Handlungsbedarf sehen hier die Mitarbeiter des Bildungsbüros: „Wir wollen die betriebliche Ausbildung attraktiver machen“, sagen Brita Russack und Roland Plüser, der den Übergangsreport maßgeblich zusammengetragen hat. Mit den neuen Daten im Gepäck will das Team in den kommenden Wochen bis zu den Sommerferien reihum alle Schulen besuchen und dort insbesondere mit den jeweiligen Berufswahlkoordinatoren ins Gespräch kommen.
Experte sieht Bedarf für mehr Elternarbeit
In jeder Schulform ist die Situation anders gelagert, weiß Plüser aus den Vorjahren: „Was aber bei allen Besuchen zur Sprache kommt, ist die Bedeutung der Elternarbeit.“ Die Schulen müssten der Berufsorientierung noch größeres Gewicht geben und gegenüber den Müttern und Vätern deutlich signalisieren: „Uns ist nicht egal, was mit Ihren Kindern passiert.“
Allerdings haben Eltern oft eigene Vorstellungen davon, was für ihren Nachwuchs das Beste ist. „Sie bremsen teilweise bei der Ausbildung“, so Brita Russack, „weil sie wollen, dass ihre Kinder länger zur Schule gehen. Vielen ist ein höherer Abschluss wichtiger, auch wenn schon ein Ausbildungsplatz in Aussicht steht.“ Es sei auch einfacher, weiter zur Schule zu gehen. „Das Bewerbungsverfahren für eine Ausbildungsstelle ist wesentlich anspruchsvoller“, so Russack. „Einen 16-Jährigen in den Beruf zu bringen, erfordert schon harte Überzeugungsarbeit.“ Zum Glück spielt ihnen eine andere Entwicklung in die Karten: Betriebe brauchen Fachkräfte und müssen sich mehr denn je anstrengen, ihre Ausbildung für junge Leute attraktiv zu machen.

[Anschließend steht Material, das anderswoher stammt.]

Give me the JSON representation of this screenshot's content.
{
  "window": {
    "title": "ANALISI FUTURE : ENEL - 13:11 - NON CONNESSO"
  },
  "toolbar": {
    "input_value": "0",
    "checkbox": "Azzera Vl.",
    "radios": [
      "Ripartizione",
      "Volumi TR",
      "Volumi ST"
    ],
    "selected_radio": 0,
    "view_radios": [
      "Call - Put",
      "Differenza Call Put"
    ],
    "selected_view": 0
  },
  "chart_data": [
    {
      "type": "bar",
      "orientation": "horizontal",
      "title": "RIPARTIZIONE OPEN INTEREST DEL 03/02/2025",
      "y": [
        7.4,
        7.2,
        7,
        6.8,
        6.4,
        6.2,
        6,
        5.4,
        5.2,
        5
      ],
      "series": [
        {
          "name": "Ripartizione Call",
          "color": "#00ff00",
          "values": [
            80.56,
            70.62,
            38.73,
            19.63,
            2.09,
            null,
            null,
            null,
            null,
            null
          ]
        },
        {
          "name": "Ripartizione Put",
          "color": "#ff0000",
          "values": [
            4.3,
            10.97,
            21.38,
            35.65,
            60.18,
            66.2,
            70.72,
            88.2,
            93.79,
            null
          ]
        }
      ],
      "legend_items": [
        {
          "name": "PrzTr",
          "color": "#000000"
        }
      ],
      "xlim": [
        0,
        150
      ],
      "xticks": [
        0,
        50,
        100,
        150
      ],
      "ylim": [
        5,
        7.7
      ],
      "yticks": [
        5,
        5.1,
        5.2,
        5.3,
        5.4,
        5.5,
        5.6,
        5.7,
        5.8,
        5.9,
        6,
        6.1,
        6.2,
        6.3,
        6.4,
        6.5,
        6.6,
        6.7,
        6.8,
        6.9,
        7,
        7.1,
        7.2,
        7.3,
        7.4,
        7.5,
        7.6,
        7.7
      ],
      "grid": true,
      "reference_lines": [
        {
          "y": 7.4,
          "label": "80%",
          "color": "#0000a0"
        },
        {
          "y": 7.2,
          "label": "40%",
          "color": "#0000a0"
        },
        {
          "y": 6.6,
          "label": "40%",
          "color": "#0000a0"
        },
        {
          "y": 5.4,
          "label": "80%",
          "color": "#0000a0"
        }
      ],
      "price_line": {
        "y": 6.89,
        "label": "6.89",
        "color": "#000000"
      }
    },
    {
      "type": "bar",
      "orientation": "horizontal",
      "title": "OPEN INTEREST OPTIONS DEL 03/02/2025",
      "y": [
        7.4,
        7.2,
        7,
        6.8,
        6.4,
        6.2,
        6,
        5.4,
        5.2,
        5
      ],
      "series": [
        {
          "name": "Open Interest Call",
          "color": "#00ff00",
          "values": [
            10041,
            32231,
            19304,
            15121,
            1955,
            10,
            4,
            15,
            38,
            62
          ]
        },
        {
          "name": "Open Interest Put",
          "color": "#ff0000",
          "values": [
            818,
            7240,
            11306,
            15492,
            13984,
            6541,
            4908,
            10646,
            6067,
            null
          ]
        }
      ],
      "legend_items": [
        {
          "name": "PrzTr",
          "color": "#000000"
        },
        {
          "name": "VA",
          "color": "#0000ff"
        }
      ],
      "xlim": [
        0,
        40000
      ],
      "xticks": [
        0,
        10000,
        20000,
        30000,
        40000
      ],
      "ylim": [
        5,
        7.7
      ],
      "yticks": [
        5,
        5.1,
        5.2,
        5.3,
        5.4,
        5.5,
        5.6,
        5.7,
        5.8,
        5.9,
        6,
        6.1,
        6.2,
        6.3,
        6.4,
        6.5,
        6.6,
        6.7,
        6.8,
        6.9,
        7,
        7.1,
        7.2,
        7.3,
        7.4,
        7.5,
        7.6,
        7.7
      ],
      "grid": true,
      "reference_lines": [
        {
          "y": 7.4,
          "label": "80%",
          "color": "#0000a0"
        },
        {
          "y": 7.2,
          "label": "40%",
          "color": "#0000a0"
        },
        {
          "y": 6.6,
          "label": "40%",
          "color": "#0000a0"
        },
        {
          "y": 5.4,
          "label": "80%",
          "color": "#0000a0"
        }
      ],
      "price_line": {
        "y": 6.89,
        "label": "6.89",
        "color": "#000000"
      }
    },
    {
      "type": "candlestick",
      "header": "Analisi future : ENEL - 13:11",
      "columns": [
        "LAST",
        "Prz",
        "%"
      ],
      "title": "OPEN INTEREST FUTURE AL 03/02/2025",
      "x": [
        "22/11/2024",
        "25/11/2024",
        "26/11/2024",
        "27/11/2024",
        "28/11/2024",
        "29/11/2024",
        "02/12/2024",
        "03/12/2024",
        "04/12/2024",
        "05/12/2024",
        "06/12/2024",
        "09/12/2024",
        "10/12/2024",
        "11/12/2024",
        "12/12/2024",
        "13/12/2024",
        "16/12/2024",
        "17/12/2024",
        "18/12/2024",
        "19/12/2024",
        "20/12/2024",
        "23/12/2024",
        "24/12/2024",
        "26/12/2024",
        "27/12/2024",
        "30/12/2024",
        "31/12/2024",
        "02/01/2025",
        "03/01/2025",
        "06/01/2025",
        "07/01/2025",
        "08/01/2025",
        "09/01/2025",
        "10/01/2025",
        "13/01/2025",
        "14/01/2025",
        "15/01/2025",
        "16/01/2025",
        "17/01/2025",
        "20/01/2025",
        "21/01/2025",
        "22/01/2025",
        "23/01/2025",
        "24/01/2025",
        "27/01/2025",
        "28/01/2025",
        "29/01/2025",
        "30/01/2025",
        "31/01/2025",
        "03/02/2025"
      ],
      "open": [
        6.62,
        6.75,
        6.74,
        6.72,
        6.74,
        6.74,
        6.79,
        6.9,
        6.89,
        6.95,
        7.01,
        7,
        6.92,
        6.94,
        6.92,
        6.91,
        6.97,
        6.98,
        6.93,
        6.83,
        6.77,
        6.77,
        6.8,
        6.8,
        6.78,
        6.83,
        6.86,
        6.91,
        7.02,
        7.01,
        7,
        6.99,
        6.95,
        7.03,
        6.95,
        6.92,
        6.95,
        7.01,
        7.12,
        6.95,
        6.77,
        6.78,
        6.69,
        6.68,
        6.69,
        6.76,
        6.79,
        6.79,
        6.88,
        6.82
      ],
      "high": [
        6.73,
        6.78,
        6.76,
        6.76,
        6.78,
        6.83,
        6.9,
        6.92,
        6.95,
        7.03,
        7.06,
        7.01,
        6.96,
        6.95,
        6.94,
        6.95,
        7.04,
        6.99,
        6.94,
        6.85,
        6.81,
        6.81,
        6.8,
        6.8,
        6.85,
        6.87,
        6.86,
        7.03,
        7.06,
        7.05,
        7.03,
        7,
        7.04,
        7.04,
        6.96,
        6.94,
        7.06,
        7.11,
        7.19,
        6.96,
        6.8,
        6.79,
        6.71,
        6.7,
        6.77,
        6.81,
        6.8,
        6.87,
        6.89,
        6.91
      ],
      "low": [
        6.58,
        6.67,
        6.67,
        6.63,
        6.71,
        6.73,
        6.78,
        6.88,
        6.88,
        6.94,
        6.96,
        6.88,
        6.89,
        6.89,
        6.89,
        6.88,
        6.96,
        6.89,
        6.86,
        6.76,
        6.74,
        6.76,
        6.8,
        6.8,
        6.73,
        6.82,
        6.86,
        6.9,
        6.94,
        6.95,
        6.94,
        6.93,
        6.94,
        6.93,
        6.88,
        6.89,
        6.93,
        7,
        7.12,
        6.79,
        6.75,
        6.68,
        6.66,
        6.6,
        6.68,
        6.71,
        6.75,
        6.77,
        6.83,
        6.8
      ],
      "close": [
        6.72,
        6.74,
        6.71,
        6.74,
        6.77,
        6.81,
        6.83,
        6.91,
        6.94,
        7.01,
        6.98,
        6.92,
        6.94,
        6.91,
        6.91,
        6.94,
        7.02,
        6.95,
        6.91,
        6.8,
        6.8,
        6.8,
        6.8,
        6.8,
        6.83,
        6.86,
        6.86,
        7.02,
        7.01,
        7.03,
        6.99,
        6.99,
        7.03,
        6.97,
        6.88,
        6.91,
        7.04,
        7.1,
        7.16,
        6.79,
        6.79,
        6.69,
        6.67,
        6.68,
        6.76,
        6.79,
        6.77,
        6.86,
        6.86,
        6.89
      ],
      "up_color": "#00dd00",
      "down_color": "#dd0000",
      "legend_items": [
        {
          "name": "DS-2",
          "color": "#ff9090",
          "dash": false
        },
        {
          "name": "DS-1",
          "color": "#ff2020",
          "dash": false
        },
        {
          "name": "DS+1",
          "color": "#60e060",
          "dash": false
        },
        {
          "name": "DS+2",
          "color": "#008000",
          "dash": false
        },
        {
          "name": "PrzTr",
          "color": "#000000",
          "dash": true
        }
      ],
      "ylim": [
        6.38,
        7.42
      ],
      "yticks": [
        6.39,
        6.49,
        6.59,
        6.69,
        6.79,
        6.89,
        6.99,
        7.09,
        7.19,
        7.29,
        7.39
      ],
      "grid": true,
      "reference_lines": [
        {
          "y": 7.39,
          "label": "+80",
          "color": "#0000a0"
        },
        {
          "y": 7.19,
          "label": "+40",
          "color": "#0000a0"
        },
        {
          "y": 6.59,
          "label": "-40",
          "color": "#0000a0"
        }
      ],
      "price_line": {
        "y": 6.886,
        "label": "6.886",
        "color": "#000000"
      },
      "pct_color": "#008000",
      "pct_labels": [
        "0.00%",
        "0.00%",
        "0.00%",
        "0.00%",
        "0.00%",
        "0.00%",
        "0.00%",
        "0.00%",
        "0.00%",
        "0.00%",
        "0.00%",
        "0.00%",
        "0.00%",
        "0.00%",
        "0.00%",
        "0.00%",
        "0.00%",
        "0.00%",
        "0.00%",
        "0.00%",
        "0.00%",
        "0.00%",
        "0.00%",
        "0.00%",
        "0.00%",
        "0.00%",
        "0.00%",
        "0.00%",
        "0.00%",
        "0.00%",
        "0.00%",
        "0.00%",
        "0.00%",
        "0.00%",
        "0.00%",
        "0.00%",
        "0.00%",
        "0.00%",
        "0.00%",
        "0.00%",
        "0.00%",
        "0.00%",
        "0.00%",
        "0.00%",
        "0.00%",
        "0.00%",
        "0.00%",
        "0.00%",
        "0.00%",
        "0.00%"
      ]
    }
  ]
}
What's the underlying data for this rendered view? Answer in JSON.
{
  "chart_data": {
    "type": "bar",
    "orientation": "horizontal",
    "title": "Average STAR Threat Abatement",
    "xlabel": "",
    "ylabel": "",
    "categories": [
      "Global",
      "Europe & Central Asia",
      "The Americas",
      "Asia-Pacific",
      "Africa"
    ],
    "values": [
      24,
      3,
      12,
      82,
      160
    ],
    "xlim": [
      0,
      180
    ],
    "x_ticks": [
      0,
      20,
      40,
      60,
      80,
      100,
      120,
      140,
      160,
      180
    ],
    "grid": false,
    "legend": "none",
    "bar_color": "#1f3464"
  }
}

Bessere Chancen durch gemeinsamen Unterricht
Zum ersten Mal werden im aktuellen Bericht auch die Übergänge von Förderschülern mit den Schwerpunkten „Lernen“ sowie „Emotionale und soziale Entwicklung“ näher beleuchtet. Dabei steht die Frage im Vordergrund, ob diese Jugendlichen im Rahmen der Inklusion bessere Chancen haben, ins Berufsleben einzusteigen. Tatsächlich sieht es so aus, dass im Gemeinsamen Lernen qualifiziertere Ab- und Anschlüsse erreicht werden.
Insgesamt 58 Jugendliche haben 2015/2016 die Förderschule verlassen – nach Angaben der Lehrer hat allerdings niemand von ihnen direkt einen Ausbildungsplatz gefunden. Ihr Weg führte zumeist in unterschiedliche berufsvorbereitende Maßnahmen. Sieben Förderschüler hatten zunächst keinerlei weitere Perspektive, vier von ihnen auch keinen Schulabschluss.
Etwas besser sehen die Chancen für Jugendliche mit den genannten Förderschwerpunkten aus, wenn sie gemeinsam mit anderen unterrichtet werden. Von der Gesamtschule wechselte im Vorjahr immerhin einer direkt in eine betriebliche Ausbildung, von der Hauptschule zwei Jugendliche. „Trotz der noch geringen Datenbasis“ erkennen die Mitarbeiter des Bildungsbüros die Tendenz, dass Schüler aus dem Gemeinsamen Lernen bessere Übergangschancen haben als Förderschüler. Brita Russack schätzt es folgendermaßen ein: „Einem Teil der Jugendlichen eröffnet inklusiver Unterricht neue Möglichkeiten.“ An der Förderschule hätten sie vielleicht „eine schöne Schulzeit“, seien aber kaum anschlussfähig.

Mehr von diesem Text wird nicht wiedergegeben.